As mãos da minha avó se prenderam às minhas, circulamos juntas pela sala maior da
casa. Dois sofás se intercalavam a uma poltrona antiga, única peça anacrônica àquele
ambiente moderno e asséptico. “Essa poltrona é sua, vó.” Ela segurou meu copo antes
que o derrubasse pela segunda vez. “Essa poltrona é sua, vó. Ninguém pode roubar de
você.” Ah, Dona Lucíola, se você soubesse do que nós duas somos feitas não me
chamaria de Senhora Perfeitinha. Se lhe dissesse de que somos feita da mesma matéria
movediça, a fazer de mim uma bêbada, e de você, escrava das próprias netas, não
pensaria em perfeição. “Não vai fazer nada, então.” Minha avó baixou a cabeça,
conformada. Sentei na poltrona velha, alguma poeira haveria de levantar naquela festa
impecavelmente chata. O garçom, leal à missão, transbordou novamente meu cálice.
Vamos, senhorita perfeitinha, o copo de vinho é mais importante do que uma poltrona
velha. “O primeiro gole é pro santo.” Pintei a poltrona de vermelho-vinho-importado.

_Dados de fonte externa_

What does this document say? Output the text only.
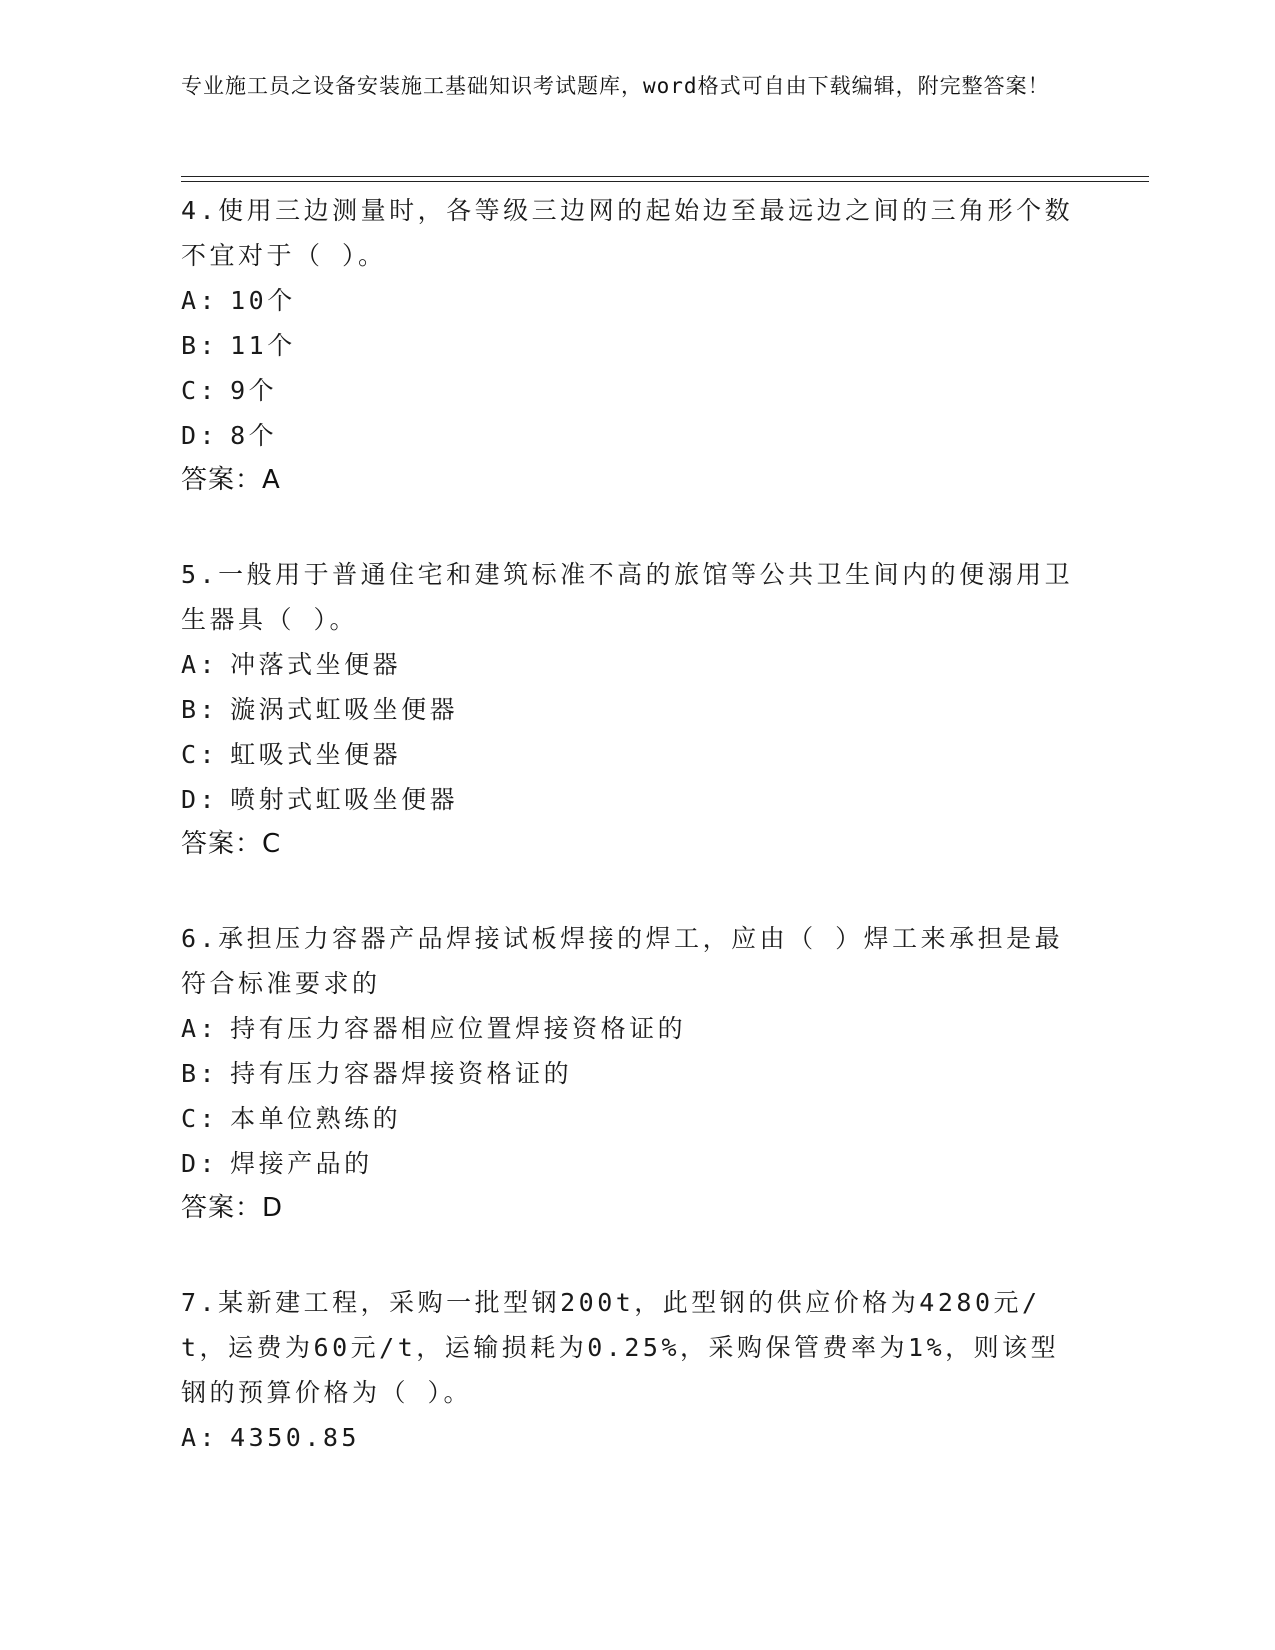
专业施工员之设备安装施工基础知识考试题库，word格式可自由下载编辑，附完整答案！

4.使用三边测量时，各等级三边网的起始边至最远边之间的三角形个数不宜对于（ ）。

A: 10个

B: 11个

C: 9个

D: 8个

答案：A

5.一般用于普通住宅和建筑标准不高的旅馆等公共卫生间内的便溺用卫生器具（ ）。

A: 冲落式坐便器

B: 漩涡式虹吸坐便器

C: 虹吸式坐便器

D: 喷射式虹吸坐便器

答案：C

6.承担压力容器产品焊接试板焊接的焊工，应由（ ）焊工来承担是最符合标准要求的

A: 持有压力容器相应位置焊接资格证的

B: 持有压力容器焊接资格证的

C: 本单位熟练的

D: 焊接产品的

答案：D

7.某新建工程，采购一批型钢200t，此型钢的供应价格为4280元/t，运费为60元/t，运输损耗为0.25%，采购保管费率为1%，则该型钢的预算价格为（ ）。

A: 4350.85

Rosalinda dizia que a poltrona fedia a naftalina. Uma poltrona marrom-escura
entre os muitos móveis e quinquilharias esparramados na estreita sala da vovó. Dona
Lucíola xingava a neta, porque gostava da poltrona, mas, no final, concordava com
Rosalinda. “Fede a naftalina essa merda.” Todas as netas riam. Ah, vovó, me xingaria
mais se lhe dissesse que elas riam de você. Dos seus dedos largos, da sua mão enrugada
e azul, da sua poltrona que fede a naftalina. Mas prefere abaixar a cabeça quando vê sua
poltrona, logo sua poltrona!, na sala grande da Rosalinda, entre dois sofás de couro
legítimo. Da minha parte, derramo boa dose de vinho e de embriaguez na poltrona-que-
fede-a-naftalina; me vingava pelas risadas e pelo desconforto de ser a Senhora
Perfeitinha.
Aqueles dedos largos tocaram meu ombro. “Rosalinda não vai gostar dessa
mancha de vinho.” Você, e mais ninguém, quem deveria gostar ou não gostar do que
quer que fizessem na sua poltrona marrom-escura, Dona Lucíola. Agarrei-me a sua
mão, estava fria. “Você está bem, vó?”. “Um mal súbito. Vai passar, vai passar.” Deitei
seu corpo frágil na sua poltrona de direito, ela não piscava, apenas suas mãos azuis se
moviam lentas nos braços da poltrona. “Dei essa poltrona porque Rosalinda é uma boa
menina.” Rosalinda voltou a cara torta à poltrona. “Vozinha, não vai dormir aí. Augusto
te leva de volta.” Augusto que era o bom menino, aguentava o narigão da Rosalinda
antes e depois da cirurgia. Dona Lucíola começou a roncar, as netas riram ao que eu
derramava mais vinho pro santo, ou a alguém capaz de lamber o sofá de couro legítimo.